Findings on the etiology of aggressive behavior have provided evidence for an effect both of genetic factors, such as variation in the monoamine oxidase A (MAOA) gene, and adverse environmental factors. Recent studies have supported the existence of gene × environment interactions, with early experiences playing a key role. In the present study, the effects of prenatal nicotine exposure, MAOA genotype and their interaction on aggressive behavior during young adulthood were examined. In a sample of 272 young adults (129 males, 143 females) from an epidemiological cohort study, smoking during pregnancy was measured with a standardized parent interview at the offspring’s age of 3 months. Aggressive behavior was assessed between the ages of 19 and 25 years using the Young Adult Self-Report. DNA was genotyped for the MAOA 5′ untranslated region variable number of tandem repeats polymorphism (VNTR). Results revealed a significant interaction between MAOA and smoking during pregnancy, indicating higher levels of aggressive behavior in young adults carrying the MAOA low-expressing genotype who had experienced prenatal nicotine exposure (n = 8, p = .025).

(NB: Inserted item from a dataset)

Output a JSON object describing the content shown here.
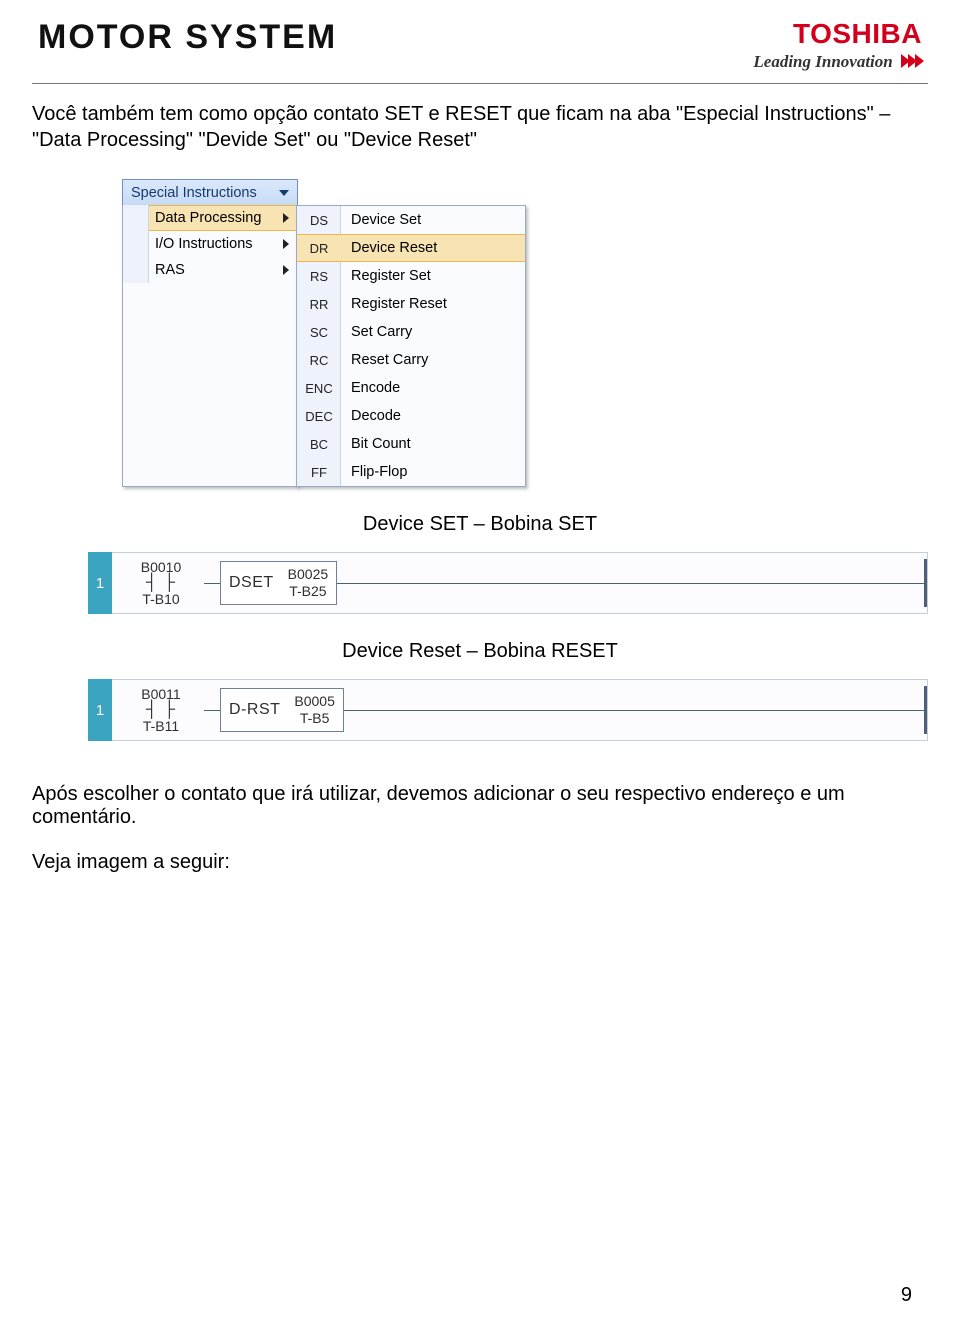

In contrast, in carriers of the MAOA high-expressing genotype, maternal smoking during pregnancy had no effect on aggressive behavior during young adulthood (n = 20, p = .145). This study extends earlier findings demonstrating an interaction between MAOA genotype and prenatal nicotine exposure on aggressive behavior into young adulthood. The results point to the long-term adverse effects of smoking during pregnancy on the offspring’s mental health, possibly underlining the importance of smoking cessation during pregnancy. According to the nature of the study (particularly sample size and power), analyses are exploratory and results need to be interpreted cautiously.